Search All of the Math Forum:

Views expressed in these public forums are not endorsed by Drexel University or The Math Forum.

Topic: ZFC really really really sucks -- really!
Replies: 20   Last Post: Jan 20, 2013 6:30 AM

 Messages: [ Previous | Next ]
 ross.finlayson@gmail.com Posts: 642 Registered: 2/15/09
Re: ZF - Powerset + Choice = ZFC ?
Posted: Jan 12, 2013 11:36 AM

On Jan 8, 6:45 pm, "Ross A. Finlayson" <ross.finlay...@gmail.com>
wrote:
> On Jan 7, 7:13 pm, "Ross A. Finlayson" <ross.finlay...@gmail.com>
> wrote:
>

> > On Jan 7, 2:30 pm, Dan Christensen <Dan_Christen...@sympatico.ca>
> > wrote:

>
> > > On Monday, January 7, 2013 4:51:47 PM UTC-5, david petry wrote:
>

...

> > > > Once again, I recommend that you read Nik Weaver's article.
>
> > > IIUC, he hopes to do mathematics (e.g. real analysis) without sets (or any equivalent notion).
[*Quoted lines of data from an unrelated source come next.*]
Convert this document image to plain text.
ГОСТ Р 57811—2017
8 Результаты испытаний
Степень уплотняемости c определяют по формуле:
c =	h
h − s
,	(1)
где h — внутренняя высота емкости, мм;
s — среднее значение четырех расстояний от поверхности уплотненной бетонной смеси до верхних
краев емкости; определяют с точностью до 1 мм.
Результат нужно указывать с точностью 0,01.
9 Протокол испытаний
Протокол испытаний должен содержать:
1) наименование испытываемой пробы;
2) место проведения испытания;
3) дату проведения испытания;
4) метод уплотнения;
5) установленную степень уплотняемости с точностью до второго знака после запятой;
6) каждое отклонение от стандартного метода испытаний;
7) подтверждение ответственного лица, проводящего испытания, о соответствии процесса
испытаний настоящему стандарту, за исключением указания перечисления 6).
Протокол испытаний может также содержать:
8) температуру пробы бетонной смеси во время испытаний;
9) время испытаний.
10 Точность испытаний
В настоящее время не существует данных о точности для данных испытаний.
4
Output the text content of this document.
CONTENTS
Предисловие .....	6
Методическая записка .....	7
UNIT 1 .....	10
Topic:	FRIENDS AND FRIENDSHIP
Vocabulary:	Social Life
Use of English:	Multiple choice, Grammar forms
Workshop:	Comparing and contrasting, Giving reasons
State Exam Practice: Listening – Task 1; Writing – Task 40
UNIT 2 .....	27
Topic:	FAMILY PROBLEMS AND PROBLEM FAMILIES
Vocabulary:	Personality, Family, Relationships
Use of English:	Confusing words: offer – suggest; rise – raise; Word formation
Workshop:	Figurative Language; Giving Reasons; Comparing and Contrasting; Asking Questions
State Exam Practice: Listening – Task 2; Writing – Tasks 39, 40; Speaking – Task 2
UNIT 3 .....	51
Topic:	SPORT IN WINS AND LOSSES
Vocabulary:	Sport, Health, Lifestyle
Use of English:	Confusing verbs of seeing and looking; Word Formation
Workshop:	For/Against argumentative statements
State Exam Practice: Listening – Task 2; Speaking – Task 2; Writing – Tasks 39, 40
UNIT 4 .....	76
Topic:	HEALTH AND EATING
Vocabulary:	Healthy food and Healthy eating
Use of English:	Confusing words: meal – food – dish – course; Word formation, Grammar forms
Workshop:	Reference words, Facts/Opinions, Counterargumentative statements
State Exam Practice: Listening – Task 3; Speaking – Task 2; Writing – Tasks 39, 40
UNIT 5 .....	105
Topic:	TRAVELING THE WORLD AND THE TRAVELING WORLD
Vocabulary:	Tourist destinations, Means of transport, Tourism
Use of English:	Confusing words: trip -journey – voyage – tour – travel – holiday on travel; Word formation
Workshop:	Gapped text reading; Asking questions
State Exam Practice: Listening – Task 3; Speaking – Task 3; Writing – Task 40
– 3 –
If he wants to be taken seriously, he should just go ahead and do so. I have tried to do so for a number of years myself to no avail. I don't much care for the ZF axioms of regularity and infinity myself. I haven't found any use for them in my own work, and haven't incorporated them (or any equivalent) in my own simplified set theory. But I really don't see how you can do foundational work without a powerset axiom.
>
> > > Dan

>
> > Doesn't it follow from pairing and union?
>
> > Basically we know that any element of a set is a set via union.
>
> > Then, each of those as elements as a singleton subset, is a set, as
> > necessary via inductive recursion and building back up the sets.

>
> > Via pairing, the two-elements subsets are sets, via pairing, the three
> > element sets are sets, ..., via induction, each of the subsets are
> > sets.

>
> > Then all the subsets are each sets, via pairing, that's a set.
>
> > It follows from pairing and union.
>
> Then, here it seems that there is a ready enough comprehension of the
> elements of the set, composed in each way, composing a set, that would
> be the set of subsets of a set, or its powerset, without axiomatic
> support, instead as a theorem of pairing and union, and into strata
> with countable or general choice.
>
> In a set theory, then what sets have powersets that don't exist via
> union and pairing?  In a theory without well-foundedness perhaps those
> that are irregular, yet then the transitive closure would simply be
> irregular too and the powerset would be simply enough constructed (via
> induction and for the infinite, transfinite induction).
>
> So, what sets have powersets not constructible as the result of
> induction over union and pairing, in ZF - Powerset or ZFC - Powerset?
>

So, why axiomatize powerset if it's not an independent axiom?